Hippomenes

Die Porzellanfigur des Hippomenes‘ wurde 2010 von der Porzellansammlung Dresden an die Erbengemeinschaft nach Gustav von Klemperer restituiert. Die Figur konnte dank einer Abbildung auf einem Probedruck, der im Vorfeld der Herausgabe des Sammlungskataloges von 1928 entstanden war, eindeutig identifiziert werden. Im Juli 2011 gelangte dieses Porzellan als Schenkung von Lynne Howse, einer in Südafrika lebenden Urenkelin von Gustav von Klemperer, wieder in die Porzellansammlung der Staatlichen Kunstsammlungen Dresden.

Diese Figur

1943 wurden die Holzkisten, die die Porzellansammlung Gustav von Klemperer enthielten, in das zwischen Dresden und Bautzen gelegene Schloss Rammenau ausgelagert, um sie dort vor Kriegs­einwirkungen zu schützen. Die von Osten vorrückenden Truppen der Sowjetunion machten in den ersten Monaten des Jahres 1945 eine weitere Verlagerung der Kunstgegenstände nötig. So wurden einige östlich der Elbe gelegene Auslagerungs­depots geräumt. Im Zuge dieser erneuten Verlagerung wurden auch die Kisten, die die Porzellansammlung Gustav von Klemperer enthielten, aus Schloss Rammenau abtransportiert und auf verschiedene Auslagerungsdepots verteilt. Einige Kisten nahmen ihren Weg über Dresden.

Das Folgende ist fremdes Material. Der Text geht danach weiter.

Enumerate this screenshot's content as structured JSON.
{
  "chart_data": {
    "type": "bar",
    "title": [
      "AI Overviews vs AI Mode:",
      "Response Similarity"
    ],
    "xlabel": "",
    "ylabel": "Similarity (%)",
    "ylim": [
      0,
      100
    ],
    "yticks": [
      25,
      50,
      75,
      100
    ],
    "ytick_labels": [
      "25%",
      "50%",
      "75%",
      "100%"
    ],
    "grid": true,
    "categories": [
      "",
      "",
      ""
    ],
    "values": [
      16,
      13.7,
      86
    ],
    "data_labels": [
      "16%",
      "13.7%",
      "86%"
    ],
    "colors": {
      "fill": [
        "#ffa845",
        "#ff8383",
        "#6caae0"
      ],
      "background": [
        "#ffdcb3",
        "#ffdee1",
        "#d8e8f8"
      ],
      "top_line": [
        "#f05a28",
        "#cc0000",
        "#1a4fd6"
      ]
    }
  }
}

Foto, vier Fragmente der Figur des Hippomenes mit Rußspuren
© Adrian Sauer
Fragment der Figur des Hippomenes Modell Johann Friedrich Eberlein, Meissen, 1741-1747

1943 wurde die Holzkisten

So verließ auch jene Kiste, in der sich neben vielen anderen Porzellanen die kleine Figur des Hippomenes' befand, Anfang Februar 1945 Schloss Rammenau. Der Lastwagen, der diese und weitere Kisten mit Porzellan der Sammlung Gustav von Klemperer geladen hatte, machte einen Zwischenstopp im Hof des Dresdner Residenzschlosses. Im Bombardement vom 13. auf den 14. Februar 1945 wurde der im Schlosshof abgestellte Lastkraftwagen zerstört. 1953 konnten einzelne Porzellane aus der Sammlung Gustav von Klemperers als Scherben im Hof des Schlosses geborgen werden.